The answer to your questions:
Example 5 uses a named parameter object. The use of this is so:
cmd.CommandText = "UPDATE table SET thing = :value;";
cmd.Parameters.AddWithValue("value", user_value);
You can compare with this:
cmd.CommandText = "UPDATE table SET thing = @value;";
cmd.Parameters.AddWithValue("@value", user_value);
Notice that the '@' is not used when using the colon. Atleast, that is how it should be.
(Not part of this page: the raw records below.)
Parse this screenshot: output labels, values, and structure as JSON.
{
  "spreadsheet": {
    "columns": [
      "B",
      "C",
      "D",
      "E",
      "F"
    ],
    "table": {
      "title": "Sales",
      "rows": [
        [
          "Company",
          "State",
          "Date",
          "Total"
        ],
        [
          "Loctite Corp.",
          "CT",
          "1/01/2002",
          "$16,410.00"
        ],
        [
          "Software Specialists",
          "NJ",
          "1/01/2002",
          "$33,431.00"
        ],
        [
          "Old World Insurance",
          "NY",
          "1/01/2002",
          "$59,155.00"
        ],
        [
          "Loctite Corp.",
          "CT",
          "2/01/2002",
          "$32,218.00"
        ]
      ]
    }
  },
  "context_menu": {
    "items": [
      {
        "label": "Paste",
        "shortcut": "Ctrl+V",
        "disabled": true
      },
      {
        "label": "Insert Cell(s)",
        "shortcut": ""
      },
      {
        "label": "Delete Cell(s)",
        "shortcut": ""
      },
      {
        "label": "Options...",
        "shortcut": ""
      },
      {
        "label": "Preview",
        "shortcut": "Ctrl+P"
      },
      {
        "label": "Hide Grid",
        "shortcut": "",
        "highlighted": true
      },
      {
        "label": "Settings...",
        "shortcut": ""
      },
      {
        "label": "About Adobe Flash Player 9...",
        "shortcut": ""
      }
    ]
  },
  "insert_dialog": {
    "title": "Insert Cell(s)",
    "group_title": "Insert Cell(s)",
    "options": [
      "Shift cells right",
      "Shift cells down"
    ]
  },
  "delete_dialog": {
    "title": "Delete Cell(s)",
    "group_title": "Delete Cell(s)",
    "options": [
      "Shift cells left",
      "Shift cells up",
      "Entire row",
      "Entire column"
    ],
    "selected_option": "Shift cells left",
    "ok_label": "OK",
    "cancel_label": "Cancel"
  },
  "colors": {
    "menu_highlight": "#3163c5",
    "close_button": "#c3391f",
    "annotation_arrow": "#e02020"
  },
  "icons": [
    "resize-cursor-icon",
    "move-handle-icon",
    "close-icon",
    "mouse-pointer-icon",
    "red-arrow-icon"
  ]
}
It may work the other way because internally the representations would be the same.
The use of unnamed parameter is little different.
cmd.CommandText = "UPDATE table SET thing = ?;";
cmd.Parameters.AddWithValue("anyname", user_value);
The name of the parameter could most probably be anything and it would be just taken in from the index value.
While named parameters will be accessed by name the unnamed ones are used by index value, potentially assigning wrong values like this:
cmd.CommandText = "UPDATE table SET thing1 = ?, thing2 = ?;";
cmd.Parameters.AddWithValue("anyname1", user_value2);
cmd.Parameters.AddWithValue("anyname2", user_value1);
Here the 'user_value2' which should have been assigned to 'thing2' gets assigned to 'thing1' because it appears first in the index.